🤖 AI Summary
Ecological monitoring suffers from the lack of interpretability in vision model predictions, hindering their trustworthy deployment in field settings. To address this, we propose a perturbation-based explanation method grounded in diffusion-based image inpainting, generating in-distribution, photorealistic counterfactual images via semantically coherent local edits—such as object replacement and background reset—thereby avoiding out-of-distribution artifacts induced by conventional occlusion-based approaches. Our method integrates YOLOv9 detection, optimized SAM masks, and a conditional diffusion model to localize fine-grained morphological cues (e.g., flipper texture, head轮廓) in drone-captured seal imagery from Glacier Bay. Experiments demonstrate significant improvement in expert trust in model decisions; flip-rate and confidence-drop metrics validate attribution reliability.

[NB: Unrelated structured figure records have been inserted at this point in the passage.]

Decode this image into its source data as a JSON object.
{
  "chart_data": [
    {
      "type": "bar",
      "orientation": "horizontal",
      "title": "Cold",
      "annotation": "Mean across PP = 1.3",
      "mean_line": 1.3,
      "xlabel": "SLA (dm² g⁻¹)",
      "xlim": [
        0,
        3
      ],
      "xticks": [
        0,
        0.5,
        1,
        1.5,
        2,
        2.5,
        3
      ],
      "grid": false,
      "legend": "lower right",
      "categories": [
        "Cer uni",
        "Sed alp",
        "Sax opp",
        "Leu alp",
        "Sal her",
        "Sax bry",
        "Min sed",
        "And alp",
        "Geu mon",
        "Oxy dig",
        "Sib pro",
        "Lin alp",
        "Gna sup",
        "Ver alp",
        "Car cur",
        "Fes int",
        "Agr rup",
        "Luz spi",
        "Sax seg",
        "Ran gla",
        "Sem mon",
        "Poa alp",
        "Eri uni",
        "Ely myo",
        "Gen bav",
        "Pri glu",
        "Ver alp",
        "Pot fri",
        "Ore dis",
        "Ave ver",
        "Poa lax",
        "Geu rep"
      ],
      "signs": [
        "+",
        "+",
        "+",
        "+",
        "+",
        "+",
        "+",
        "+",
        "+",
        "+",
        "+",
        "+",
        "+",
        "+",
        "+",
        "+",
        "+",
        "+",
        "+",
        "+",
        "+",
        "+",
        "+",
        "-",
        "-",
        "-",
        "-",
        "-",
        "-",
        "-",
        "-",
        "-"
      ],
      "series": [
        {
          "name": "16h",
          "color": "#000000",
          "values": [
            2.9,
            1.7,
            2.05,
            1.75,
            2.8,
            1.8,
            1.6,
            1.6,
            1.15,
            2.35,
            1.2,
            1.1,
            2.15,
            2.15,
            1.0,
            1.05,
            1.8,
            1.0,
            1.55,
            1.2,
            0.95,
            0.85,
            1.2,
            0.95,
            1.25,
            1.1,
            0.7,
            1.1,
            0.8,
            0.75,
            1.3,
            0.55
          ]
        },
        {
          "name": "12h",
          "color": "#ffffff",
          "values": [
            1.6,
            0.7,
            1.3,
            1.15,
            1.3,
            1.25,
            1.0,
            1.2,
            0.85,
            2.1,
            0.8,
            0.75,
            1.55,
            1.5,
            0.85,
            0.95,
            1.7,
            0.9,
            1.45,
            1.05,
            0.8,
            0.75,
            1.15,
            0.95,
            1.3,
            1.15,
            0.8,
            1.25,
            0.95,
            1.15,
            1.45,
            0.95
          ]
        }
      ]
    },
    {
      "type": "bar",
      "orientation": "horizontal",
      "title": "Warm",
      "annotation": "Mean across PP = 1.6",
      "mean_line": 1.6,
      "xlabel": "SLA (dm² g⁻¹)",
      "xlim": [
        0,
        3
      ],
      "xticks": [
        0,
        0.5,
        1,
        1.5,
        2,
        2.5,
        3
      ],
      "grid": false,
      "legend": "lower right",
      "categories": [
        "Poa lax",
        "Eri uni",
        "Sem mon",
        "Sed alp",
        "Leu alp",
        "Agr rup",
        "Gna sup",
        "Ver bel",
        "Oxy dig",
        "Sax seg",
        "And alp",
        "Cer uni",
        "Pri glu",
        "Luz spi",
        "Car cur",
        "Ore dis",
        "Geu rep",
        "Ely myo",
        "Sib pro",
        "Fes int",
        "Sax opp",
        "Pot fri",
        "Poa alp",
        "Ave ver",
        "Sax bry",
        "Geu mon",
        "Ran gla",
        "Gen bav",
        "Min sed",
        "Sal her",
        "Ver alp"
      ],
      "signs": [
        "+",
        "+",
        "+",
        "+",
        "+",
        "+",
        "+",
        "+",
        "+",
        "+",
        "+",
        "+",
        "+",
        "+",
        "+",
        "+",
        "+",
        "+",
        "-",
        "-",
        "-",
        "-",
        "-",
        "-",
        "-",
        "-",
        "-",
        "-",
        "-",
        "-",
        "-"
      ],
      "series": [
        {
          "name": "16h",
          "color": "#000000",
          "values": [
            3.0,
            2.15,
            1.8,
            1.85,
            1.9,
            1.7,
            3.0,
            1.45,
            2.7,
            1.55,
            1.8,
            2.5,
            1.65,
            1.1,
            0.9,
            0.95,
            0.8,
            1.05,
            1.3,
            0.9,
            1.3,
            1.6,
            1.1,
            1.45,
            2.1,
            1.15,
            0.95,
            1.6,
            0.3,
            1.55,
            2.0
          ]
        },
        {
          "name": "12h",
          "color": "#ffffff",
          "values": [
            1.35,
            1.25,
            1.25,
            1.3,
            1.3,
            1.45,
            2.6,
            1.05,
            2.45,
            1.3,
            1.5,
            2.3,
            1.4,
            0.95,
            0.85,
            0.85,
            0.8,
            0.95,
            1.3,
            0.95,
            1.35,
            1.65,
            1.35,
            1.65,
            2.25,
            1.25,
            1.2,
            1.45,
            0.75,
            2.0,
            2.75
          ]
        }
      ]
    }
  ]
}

This work establishes a new paradigm for ecological AI: auditable, human-interpretable, and transparent model reasoning.
📝 Abstract
Ecological monitoring is increasingly automated by vision models, yet opaque predictions limit trust and field adoption. We present an inpainting-guided, perturbation-based explanation technique that produces photorealistic, mask-localized edits that preserve scene context. Unlike masking or blurring, these edits stay in-distribution and reveal which fine-grained morphological cues drive predictions in tasks such as species recognition and trait attribution. We demonstrate the approach on a YOLOv9 detector fine-tuned for harbor seal detection in Glacier Bay drone imagery, using Segment-Anything-Model-refined masks to support two interventions: (i) object removal/replacement (e.g., replacing seals with plausible ice/water or boats) and (ii) background replacement with original animals composited onto new scenes. Explanations are assessed by re-scoring perturbed images (flip rate, confidence drop) and by expert review for ecological plausibility and interpretability. The resulting explanations localize diagnostic structures, avoid deletion artifacts common to traditional perturbations, and yield domain-relevant insights that support expert validation and more trustworthy deployment of AI in ecology.